Turkey expected to lead fight against climate change at Paris conference

ANADOLU AGENCY
ANKARA
Published 29.11.2015 15:31
Updated 30.11.2015 09:01
Pictures are displayed on a screen behind the podium of a conference room at the venue for the upcoming World Climate Change Conference (Reuters Photo)
Pictures are displayed on a screen behind the podium of a conference room at the venue for the upcoming World Climate Change Conference (Reuters Photo)

Experts are calling on Turkey to show leadership in the fight against climate change, similar to the country's role in the G20 Summit in Antalya this year.

The UN's COP21, also known as the Paris Climate Change Conference, will begin Monday in the French capital, with around 80 government leaders taking part.

It will end on December 12. Turkey's president, Recep Tayyip Erdoğan, is also expected to participate.

Before the conference, 155 countries submitted plans to show how they can contribute to addressing climate change.

During the conference, these contributions will be discussed and an action plan for keeping the global temperature increase under 2 degrees Celsius is expected to be prepared.

Speaking to Anadolu Agency, Cem Iskender Aydın, a project coordinator at Turkish environmental group TEMA, stated that G20 countries are mostly responsible for the existing emissions.

"We think that 'Climate Finance' is a good way to start to help in climate change efforts," Aydın said.

"Additionally, reports and studies show that if the world does not show more of a tendency towards renewable energy resources, the fight against climate change will be very difficult and expensive."

"We have a very limited time to realize this," Aydın added.
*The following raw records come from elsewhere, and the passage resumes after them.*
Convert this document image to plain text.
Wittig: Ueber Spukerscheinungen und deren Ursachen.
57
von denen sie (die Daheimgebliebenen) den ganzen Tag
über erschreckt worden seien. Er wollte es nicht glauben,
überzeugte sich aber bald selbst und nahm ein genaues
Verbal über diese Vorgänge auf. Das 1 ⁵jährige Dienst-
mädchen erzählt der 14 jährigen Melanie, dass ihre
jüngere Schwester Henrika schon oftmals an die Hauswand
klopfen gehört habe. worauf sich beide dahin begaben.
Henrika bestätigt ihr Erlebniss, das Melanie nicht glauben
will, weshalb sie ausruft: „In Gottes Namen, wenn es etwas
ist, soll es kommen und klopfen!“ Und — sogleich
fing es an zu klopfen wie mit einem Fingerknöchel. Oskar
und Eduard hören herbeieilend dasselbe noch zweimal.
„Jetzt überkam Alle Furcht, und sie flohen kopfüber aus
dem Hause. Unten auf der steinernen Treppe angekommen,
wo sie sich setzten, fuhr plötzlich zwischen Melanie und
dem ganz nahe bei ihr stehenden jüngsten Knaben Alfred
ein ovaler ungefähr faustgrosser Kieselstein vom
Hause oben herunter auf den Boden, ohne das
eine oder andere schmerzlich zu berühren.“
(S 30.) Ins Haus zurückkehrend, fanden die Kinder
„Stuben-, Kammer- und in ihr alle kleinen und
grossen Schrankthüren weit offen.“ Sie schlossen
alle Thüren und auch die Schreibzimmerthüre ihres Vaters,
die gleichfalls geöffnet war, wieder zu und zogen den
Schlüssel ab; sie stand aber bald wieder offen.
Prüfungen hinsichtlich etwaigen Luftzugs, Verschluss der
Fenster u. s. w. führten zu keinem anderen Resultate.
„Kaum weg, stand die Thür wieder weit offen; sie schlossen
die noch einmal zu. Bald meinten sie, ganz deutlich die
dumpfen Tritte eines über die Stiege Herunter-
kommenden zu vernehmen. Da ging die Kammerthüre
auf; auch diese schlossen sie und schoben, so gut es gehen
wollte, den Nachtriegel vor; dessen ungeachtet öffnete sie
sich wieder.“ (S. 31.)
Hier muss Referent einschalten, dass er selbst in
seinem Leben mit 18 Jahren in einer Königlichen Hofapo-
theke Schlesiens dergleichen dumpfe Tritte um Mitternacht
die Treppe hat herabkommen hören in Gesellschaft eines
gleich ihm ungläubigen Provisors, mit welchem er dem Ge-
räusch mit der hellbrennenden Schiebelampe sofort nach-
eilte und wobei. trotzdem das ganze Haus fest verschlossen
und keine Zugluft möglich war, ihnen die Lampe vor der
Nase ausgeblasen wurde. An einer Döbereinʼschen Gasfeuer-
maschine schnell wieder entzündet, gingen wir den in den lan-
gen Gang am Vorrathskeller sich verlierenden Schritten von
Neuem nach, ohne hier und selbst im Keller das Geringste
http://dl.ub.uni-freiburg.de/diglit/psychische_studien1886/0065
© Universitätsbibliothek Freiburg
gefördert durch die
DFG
Pointing out Turkey's potential for renewable energy resources, Mustafa Özgür Berke, Conservation Supervisor at the World Wide Fund for Nature, said the country sends out very positive signals and this process of transition to renewables should be speeded up.
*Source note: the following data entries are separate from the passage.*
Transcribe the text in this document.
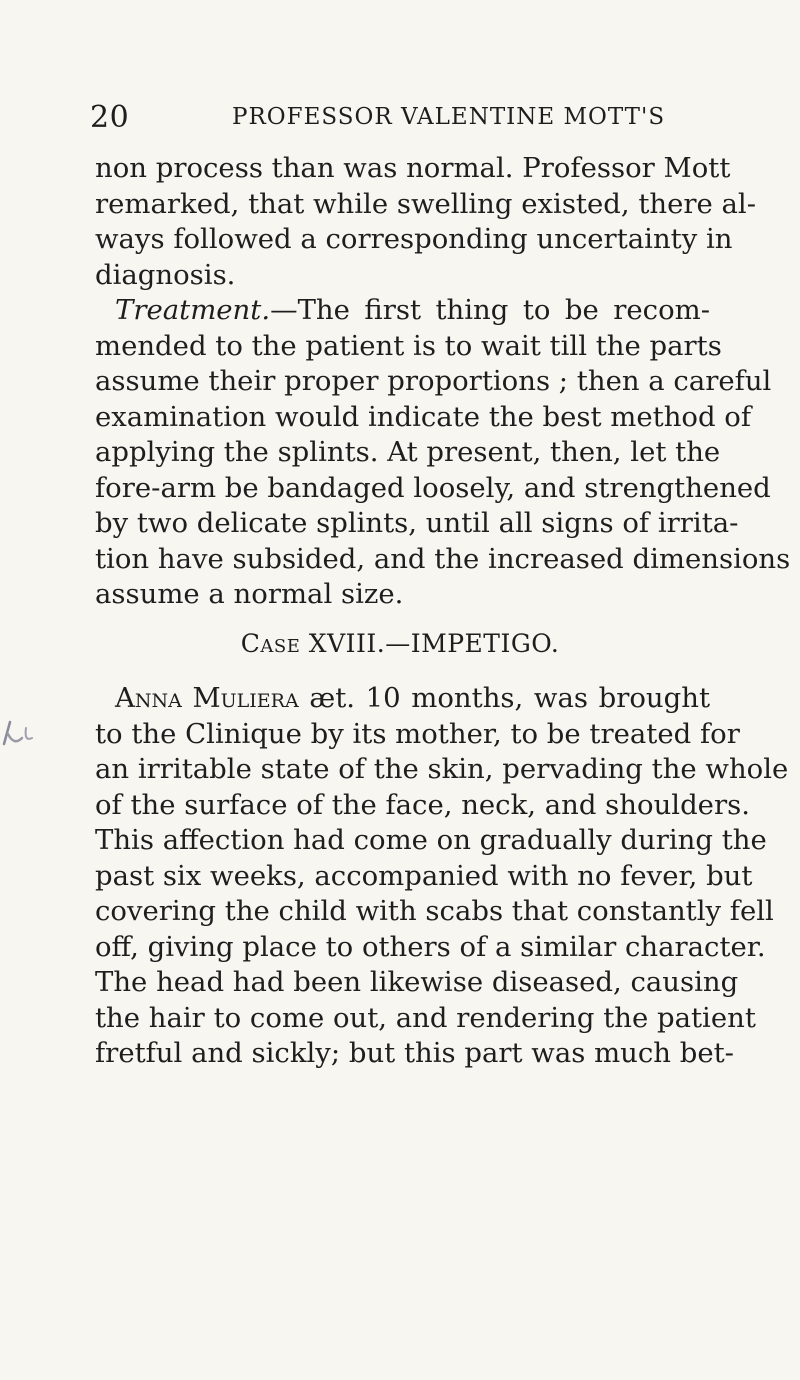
20	PROFESSOR VALENTINE MOTT'S
non process than was normal. Professor Mott
remarked, that while swelling existed, there al-
ways followed a corresponding uncertainty in
diagnosis.
Treatment.—The first thing to be recom-
mended to the patient is to wait till the parts
assume their proper proportions ; then a careful
examination would indicate the best method of
applying the splints. At present, then, let the
fore-arm be bandaged loosely, and strengthened
by two delicate splints, until all signs of irrita-
tion have subsided, and the increased dimensions
assume a normal size.
Case XVIII.—IMPETIGO.
Anna Muliera æt. 10 months, was brought
to the Clinique by its mother, to be treated for
an irritable state of the skin, pervading the whole
of the surface of the face, neck, and shoulders.
This affection had come on gradually during the
past six weeks, accompanied with no fever, but
covering the child with scabs that constantly fell
off, giving place to others of a similar character.
The head had been likewise diseased, causing
the hair to come out, and rendering the patient
fretful and sickly; but this part was much bet-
"The energy sector directly impacts carbon emissions. Turkey should shape its energy sector by decreasing its emissions so that we can benefit from renewables in the long-term," Berke said.

Both Aydın and Berke called for a leadership from Turkey.

Berke said: "We have seen very recently that Turkey has shown very good leadership before and during the G20 Summit."

"A similar approach and leadership in the fight against climate change is also possible. We want our country to be more progressive and [to be a] leader on that topic," Berke emphasized.

Turkey is a party to the UN Framework Convention on Climate Change and has targeted a 21 percent decrease of its greenhouse gas emissions by 2030.

To be able to reach that target, increasing the share of renewable energy resources in the country's total energy mix is regarded as the most significant point.

Turkey plans to increase its share of renewable energy resources in electricity generation capacity up to 30 percent by 2023.